The weight of the full rack is about 1 ton (more than 2000 lbs), a quarter rack weighs half as much.

== Hardware ==
The hardware component of the X2-2 appliance consisted of: a group of 1-unit Intel Xeon servers, each equipped with two six-core 2.93 GHz processors and two solid-state drives for operating system and swap space; a common storage area network; and a set of InfiniBand and Ethernet switches. A full rack contains 30 server nodes, a half rack, 16, a quarter rack, 8, and an eighth rack, 4. Each server node has installed 96 GB of RAM, four 10 Gigabit Ethernet interfaces, and a double InfiniBand port. The storage area network for all configurations is similar, with 40 TB of raw space. The vendor's specifications and advertising content usually indicate the total parameters (360 processor kernels and 2.9 TB RAM for full rack).
An X3-2 model was announced in 2012 with newer processors and more memory. Since late 2013 an X4-2 model is commercially available, it has yet more processor cores and four times as large capacity of solid-state drives.

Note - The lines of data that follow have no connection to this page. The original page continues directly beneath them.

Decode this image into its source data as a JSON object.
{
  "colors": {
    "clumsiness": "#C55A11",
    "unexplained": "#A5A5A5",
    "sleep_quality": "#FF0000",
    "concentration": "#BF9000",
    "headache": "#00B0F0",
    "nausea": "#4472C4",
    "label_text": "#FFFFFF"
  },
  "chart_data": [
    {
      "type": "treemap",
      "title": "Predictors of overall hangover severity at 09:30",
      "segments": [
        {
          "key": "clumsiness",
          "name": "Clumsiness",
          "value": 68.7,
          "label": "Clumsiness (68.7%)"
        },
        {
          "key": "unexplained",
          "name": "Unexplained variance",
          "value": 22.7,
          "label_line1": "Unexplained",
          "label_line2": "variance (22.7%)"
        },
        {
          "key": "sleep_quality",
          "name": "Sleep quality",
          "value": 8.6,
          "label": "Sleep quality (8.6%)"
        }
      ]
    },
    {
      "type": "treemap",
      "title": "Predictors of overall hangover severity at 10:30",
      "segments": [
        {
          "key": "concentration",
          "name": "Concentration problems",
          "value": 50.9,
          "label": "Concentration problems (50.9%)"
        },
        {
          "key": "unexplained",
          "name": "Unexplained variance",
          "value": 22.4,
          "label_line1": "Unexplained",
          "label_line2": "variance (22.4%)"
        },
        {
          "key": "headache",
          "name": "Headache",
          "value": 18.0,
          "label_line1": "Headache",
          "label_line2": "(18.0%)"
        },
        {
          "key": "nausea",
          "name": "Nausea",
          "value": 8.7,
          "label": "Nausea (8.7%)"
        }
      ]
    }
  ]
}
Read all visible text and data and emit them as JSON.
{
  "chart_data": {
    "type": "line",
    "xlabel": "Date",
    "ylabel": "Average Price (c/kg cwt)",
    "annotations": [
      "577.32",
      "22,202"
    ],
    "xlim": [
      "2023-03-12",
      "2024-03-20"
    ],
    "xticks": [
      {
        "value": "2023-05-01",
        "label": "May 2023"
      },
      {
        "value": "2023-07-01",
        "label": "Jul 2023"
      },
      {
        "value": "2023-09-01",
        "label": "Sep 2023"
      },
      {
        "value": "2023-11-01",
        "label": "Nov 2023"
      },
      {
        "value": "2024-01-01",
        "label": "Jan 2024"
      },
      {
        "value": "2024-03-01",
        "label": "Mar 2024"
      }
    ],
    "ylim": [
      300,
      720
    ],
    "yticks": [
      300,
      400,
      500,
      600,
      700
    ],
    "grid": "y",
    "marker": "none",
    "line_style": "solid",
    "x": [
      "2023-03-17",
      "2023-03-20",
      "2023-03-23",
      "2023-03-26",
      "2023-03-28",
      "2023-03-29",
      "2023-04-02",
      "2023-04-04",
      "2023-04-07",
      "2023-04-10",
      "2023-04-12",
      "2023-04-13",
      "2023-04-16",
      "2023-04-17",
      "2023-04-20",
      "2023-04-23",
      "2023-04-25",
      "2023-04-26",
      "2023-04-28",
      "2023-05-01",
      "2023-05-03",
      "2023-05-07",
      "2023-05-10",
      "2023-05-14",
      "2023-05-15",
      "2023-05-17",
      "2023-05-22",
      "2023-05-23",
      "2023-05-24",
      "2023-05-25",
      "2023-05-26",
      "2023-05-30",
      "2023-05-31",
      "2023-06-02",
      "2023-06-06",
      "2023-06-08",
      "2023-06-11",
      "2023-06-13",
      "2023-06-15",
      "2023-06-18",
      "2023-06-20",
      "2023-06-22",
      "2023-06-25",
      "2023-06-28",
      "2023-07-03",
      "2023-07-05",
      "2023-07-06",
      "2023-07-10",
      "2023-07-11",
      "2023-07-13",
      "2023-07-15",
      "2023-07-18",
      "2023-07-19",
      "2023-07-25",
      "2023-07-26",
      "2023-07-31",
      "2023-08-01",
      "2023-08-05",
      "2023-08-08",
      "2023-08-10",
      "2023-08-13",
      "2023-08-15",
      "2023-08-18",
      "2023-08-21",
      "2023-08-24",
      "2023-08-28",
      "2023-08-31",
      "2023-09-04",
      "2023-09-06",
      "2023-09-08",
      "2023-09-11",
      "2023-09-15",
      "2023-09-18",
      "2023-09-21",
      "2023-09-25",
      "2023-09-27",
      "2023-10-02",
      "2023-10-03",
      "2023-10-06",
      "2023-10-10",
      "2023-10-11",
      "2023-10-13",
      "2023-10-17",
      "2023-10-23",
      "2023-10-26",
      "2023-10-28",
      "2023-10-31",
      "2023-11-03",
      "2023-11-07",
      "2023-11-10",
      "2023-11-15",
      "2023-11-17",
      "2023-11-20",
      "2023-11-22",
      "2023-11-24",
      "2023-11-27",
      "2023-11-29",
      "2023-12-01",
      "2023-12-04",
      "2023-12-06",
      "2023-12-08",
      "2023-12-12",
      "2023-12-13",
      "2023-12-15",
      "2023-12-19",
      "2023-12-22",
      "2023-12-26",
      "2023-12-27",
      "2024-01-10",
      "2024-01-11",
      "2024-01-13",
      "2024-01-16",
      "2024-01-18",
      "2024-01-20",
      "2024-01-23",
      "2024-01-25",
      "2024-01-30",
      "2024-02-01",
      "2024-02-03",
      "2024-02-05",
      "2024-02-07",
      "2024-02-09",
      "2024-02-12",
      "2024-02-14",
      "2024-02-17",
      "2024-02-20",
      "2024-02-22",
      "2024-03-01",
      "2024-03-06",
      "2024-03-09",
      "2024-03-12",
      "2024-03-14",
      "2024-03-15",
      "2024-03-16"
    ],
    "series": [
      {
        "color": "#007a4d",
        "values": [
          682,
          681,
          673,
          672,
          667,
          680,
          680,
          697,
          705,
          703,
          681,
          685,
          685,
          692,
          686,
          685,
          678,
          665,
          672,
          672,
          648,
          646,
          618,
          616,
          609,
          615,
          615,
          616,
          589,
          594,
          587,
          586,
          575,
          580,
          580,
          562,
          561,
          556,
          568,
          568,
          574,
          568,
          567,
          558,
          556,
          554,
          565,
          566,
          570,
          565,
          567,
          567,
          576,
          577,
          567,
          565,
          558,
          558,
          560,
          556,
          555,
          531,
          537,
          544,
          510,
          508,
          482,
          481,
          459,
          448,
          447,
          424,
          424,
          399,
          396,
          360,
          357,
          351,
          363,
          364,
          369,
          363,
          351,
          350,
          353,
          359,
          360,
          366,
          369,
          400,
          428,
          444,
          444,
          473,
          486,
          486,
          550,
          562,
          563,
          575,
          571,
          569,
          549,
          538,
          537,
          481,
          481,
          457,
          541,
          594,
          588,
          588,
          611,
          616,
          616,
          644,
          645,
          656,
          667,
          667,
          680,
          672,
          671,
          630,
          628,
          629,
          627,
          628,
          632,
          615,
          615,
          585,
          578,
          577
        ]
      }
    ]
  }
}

 The latest version of Exalogic compute nodes have two Intel E5-2699v3 2.3 GHz Xeon (18-core) processors and eight 32 GB DDR4 2133 MHz RAM for a total of 256 GB per node. Two 400 GB SSDs (RAID1) and redundant power supplies

== Software ==
Two 64-bit operating systems run on the server nodes of the appliance: Oracle Linux version 5.5 or Solaris 11. All servers have an installed cluster configuration of Oracle WebLogic Server and distributed memory cache Oracle Coherence. To run Java applications on a machine there is a choice of HotSpot or JRockit. Management of the appliance is available in the Oracle Enterprise Manager toolset, which is also pre-installed in the appliance. A transaction monitor Tuxedo is optionally supplied.

== Customers ==
Exalogic is deployed by the University of Melbourne, Food and Drug Administration (FDA) in the United States, Amway, the Hyundai Motor Group, Bank of Chile, Haier, and Deutsche Post DHL, Public Authority of Minors Affairs (PAMA) in Kuwait .

== Criticism ==
Mark Benioff, founder of Salesforce.com, presumes that any appliance principally lacks scalability for the end-user compared with the infrastructure, supplied as service, and notes that the Exalogic approach is actually a rollback to the obsolete mainframe computer concept. Also, commentators have expressed concerns about the appropriateness of placing the word "elastic" in the name, because, despite the ability to load balance, there are obvious computing limits of the box, and those limits cannot be transcended like they should be in a true elastic environment; the same criticism applies to all solutions designed for private cloud computing, in particular, it applies to EMC Corporation and Hewlett-Packard products. However, any computing environment is a collection of servers, and since many Exalogic machines can be combined, it is not limited to the single box capacity, which may be considered as merely a building block.